Que peut-​on attendre du pape François ?

La ques­tion pour­rait paraître sau­gre­nue voire peu res­pec­tueuse. Et pour­tant cette ques­tion est légi­time et impor­tante. Légitime parce que ses pro­pos les plus récents n’au­gurent rien de bon ; impor­tant parce que, qu’il le veuille ou non, aux yeux du monde, il est le repré­sen­tant de l’Eglise catholique.

Un mois après son élec­tion au sou­ve­rain pon­ti­fi­cat, le mar­di 16 avril, dans l’ho­mé­lie de la messe qu’il pré­si­dait, le pape François en évo­quant le Concile Vatican II, rap­pe­lait son impor­tance et fus­ti­geait ceux qui osaient le critiquer : 

« après 50 ans, avons-​nous fait tout ce que nous dit l’Esprit Saint dans le Concile, dans cette conti­nui­té dans la crois­sance de l’Eglise qu’a été le Concile ? Nous fêtons cet anni­ver­saire en éri­geant une sorte de monu­ment au Concile mais nous nous inquié­tons sur­tout qu’ils ne nous dérangent pas. Nous ne vou­lons pas chan­ger. Il y a plus : cer­taines voix veulent reve­nir en arrière. Cela s’ap­pelle être des nuques raides, cela s’ap­pelle vou­loir domes­ti­quer l’Esprit Saint, cela s’ap­pelle être des cœurs lents et sans intelligence. »

On peut esti­mer, en se basant sur ses actes et ses décla­ra­tions, que le nou­veau pape est un fils incon­di­tion­nel du concile Vatican II, dont il a appli­qué beau­coup d’i­dées modernes lors­qu’il était évêque de Buenos Aires : une reli­gion cen­trée sur l’homme, l’oe­cu­mé­nisme et le dia­logue inter-​religieux, un refus de condam­ner l’er­reur, un apos­to­lat dévié vers une fin huma­ni­taire et humaniste.

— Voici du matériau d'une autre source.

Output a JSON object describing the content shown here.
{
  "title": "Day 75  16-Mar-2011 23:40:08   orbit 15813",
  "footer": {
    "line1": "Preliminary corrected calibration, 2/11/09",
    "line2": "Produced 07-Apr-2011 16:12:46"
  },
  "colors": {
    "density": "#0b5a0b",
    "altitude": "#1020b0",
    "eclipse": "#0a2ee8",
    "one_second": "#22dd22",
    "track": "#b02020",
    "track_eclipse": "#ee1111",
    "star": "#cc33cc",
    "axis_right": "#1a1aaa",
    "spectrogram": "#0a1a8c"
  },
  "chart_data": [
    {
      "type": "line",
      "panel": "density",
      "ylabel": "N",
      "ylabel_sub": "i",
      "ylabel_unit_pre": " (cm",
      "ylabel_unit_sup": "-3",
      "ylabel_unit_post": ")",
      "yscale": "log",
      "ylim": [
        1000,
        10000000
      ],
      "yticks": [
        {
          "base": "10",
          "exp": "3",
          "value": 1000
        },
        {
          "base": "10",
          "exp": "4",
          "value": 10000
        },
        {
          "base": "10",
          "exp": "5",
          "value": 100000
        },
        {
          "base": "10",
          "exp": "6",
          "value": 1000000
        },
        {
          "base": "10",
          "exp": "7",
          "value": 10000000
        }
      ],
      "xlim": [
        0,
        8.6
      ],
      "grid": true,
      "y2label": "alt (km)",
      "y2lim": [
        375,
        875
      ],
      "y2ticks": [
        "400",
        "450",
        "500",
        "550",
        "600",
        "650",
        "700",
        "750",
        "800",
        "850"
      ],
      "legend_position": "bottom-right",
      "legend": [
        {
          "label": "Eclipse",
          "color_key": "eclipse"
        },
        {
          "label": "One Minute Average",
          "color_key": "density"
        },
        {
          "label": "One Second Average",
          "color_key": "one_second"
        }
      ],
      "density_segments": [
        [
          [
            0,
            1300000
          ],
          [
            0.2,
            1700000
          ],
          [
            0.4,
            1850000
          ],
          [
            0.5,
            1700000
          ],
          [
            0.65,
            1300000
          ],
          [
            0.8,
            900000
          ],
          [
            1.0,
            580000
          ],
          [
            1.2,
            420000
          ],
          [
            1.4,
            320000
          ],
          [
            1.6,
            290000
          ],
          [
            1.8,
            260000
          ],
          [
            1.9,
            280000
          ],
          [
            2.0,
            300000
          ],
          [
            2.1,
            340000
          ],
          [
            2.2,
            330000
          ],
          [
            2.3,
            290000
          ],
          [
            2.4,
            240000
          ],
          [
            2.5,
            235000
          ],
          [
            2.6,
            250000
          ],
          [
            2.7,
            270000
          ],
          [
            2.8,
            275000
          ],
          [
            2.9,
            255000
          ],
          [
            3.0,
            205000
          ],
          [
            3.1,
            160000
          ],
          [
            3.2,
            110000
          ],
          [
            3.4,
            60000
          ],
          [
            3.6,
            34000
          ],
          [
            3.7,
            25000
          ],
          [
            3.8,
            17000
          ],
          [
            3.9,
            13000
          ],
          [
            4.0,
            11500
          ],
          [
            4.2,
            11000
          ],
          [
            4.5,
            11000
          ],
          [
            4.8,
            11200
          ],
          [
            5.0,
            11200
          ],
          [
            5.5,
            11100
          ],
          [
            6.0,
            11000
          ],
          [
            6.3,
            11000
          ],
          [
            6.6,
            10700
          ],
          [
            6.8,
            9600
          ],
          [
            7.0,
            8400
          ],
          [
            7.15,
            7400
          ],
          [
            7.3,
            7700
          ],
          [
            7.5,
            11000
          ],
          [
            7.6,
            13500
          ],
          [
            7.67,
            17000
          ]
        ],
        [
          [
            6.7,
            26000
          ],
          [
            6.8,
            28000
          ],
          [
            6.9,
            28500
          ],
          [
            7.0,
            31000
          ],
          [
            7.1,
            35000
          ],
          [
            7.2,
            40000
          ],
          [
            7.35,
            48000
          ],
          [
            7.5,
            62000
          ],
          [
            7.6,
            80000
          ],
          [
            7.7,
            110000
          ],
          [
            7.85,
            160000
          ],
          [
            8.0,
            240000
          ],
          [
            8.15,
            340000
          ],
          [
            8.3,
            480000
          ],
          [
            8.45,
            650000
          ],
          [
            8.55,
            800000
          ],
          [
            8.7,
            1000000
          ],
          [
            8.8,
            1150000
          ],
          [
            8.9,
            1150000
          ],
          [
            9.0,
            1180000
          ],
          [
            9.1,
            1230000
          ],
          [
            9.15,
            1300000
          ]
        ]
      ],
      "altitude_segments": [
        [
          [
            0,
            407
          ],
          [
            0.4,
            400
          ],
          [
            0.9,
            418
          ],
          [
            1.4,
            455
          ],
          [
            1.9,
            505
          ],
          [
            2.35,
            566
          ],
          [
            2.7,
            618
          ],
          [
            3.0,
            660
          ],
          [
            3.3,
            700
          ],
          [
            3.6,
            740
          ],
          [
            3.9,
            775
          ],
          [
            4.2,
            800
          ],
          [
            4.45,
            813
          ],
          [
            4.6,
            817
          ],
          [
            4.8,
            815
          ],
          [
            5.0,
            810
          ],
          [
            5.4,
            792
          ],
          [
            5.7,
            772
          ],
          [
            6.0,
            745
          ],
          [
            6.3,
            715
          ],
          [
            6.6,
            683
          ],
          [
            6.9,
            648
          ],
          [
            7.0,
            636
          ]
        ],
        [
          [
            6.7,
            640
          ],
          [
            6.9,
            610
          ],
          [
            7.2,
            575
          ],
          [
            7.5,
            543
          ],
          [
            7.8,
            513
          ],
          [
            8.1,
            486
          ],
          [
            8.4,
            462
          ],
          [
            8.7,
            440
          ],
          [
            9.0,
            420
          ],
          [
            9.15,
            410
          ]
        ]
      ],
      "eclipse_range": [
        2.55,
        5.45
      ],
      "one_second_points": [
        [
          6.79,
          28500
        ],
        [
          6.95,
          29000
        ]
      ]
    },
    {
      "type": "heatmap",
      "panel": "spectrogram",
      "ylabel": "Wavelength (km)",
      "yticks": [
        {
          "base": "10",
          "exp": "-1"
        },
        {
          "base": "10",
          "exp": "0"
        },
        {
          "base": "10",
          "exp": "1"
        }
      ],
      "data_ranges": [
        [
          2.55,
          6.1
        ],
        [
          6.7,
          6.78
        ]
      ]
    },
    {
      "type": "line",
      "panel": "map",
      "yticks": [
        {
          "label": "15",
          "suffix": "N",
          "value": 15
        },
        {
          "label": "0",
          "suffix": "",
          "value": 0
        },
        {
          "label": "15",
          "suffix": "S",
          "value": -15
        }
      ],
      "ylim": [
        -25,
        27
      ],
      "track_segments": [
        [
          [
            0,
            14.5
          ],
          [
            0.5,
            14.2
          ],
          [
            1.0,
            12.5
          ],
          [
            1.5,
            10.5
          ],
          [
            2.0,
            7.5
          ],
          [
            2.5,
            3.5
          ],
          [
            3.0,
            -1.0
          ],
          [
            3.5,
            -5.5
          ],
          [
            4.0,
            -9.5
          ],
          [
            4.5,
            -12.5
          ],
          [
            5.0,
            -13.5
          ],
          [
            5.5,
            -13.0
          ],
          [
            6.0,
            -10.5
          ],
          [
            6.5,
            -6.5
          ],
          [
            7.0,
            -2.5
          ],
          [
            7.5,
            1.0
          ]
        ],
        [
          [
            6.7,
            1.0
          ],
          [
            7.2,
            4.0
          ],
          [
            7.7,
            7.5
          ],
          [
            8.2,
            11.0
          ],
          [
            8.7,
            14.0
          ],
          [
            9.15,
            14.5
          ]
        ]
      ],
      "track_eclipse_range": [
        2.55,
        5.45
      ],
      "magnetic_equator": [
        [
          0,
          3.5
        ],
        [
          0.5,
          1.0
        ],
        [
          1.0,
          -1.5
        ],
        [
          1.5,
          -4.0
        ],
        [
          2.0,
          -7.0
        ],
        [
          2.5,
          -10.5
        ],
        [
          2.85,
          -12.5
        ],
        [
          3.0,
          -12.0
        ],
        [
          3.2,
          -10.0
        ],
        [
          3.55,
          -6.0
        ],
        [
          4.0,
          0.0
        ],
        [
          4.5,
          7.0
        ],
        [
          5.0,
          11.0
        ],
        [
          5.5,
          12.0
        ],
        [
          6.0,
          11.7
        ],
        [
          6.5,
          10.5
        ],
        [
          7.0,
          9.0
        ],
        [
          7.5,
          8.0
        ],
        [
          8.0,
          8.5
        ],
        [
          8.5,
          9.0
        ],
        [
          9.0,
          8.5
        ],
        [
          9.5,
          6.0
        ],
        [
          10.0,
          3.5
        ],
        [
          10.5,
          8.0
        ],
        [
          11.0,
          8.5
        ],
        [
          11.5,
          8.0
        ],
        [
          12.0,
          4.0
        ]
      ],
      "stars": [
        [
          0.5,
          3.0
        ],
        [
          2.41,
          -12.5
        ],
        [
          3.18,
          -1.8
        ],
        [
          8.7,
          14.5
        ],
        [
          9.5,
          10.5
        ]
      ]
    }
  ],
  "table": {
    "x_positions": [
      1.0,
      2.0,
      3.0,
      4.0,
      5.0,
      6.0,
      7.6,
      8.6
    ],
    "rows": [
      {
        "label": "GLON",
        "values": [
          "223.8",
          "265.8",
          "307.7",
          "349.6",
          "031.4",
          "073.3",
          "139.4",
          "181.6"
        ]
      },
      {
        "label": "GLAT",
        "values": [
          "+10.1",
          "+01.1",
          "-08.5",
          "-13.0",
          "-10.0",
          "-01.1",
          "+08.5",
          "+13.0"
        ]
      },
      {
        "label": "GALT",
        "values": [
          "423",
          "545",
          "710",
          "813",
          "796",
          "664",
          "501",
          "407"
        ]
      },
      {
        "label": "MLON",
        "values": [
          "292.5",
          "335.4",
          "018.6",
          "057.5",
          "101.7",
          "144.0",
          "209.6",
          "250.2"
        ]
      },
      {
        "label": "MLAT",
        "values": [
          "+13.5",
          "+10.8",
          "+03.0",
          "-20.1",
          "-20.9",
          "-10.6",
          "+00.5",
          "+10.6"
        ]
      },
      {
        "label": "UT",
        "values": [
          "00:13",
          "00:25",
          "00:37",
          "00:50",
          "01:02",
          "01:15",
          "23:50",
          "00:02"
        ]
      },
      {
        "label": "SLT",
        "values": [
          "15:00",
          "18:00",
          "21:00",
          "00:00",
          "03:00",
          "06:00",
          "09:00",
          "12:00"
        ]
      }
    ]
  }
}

Nous le savons, en fai­sant entrer au Concile les idéaux de la révo­lu­tion fran­çaise : liber­té, éga­li­té, fra­ter­ni­té, ce sont trois erreurs qui ont été éri­gées comme prin­cipes direc­teurs de l’ac­tion de l’Eglise et qui, par-​là même, pro­voquent son auto-​démolition : liber­té reli­gieuse (liber­té), col­lé­gia­li­té (éga­li­té) et oecu­mé­nisme (fra­ter­ni­té).

Pour la liber­té reli­gieuse comme pour l’oe­cu­mé­nisme (et son exten­sion qua­si néces­saire, le dia­logue inter-​religieux) le pape François n’a pas besoin d’in­no­ver, semble-​t-​il : il lui suf­fit de conti­nuer l’œuvre de ses pré­dé­ces­seurs. C’est d’ailleurs le sou­hait qu’il a expri­mé dès le début de son Pontificat (en par­ti­cu­lier dans son inter­ven­tion aux membres des autres reli­gions le 20 mars 2013).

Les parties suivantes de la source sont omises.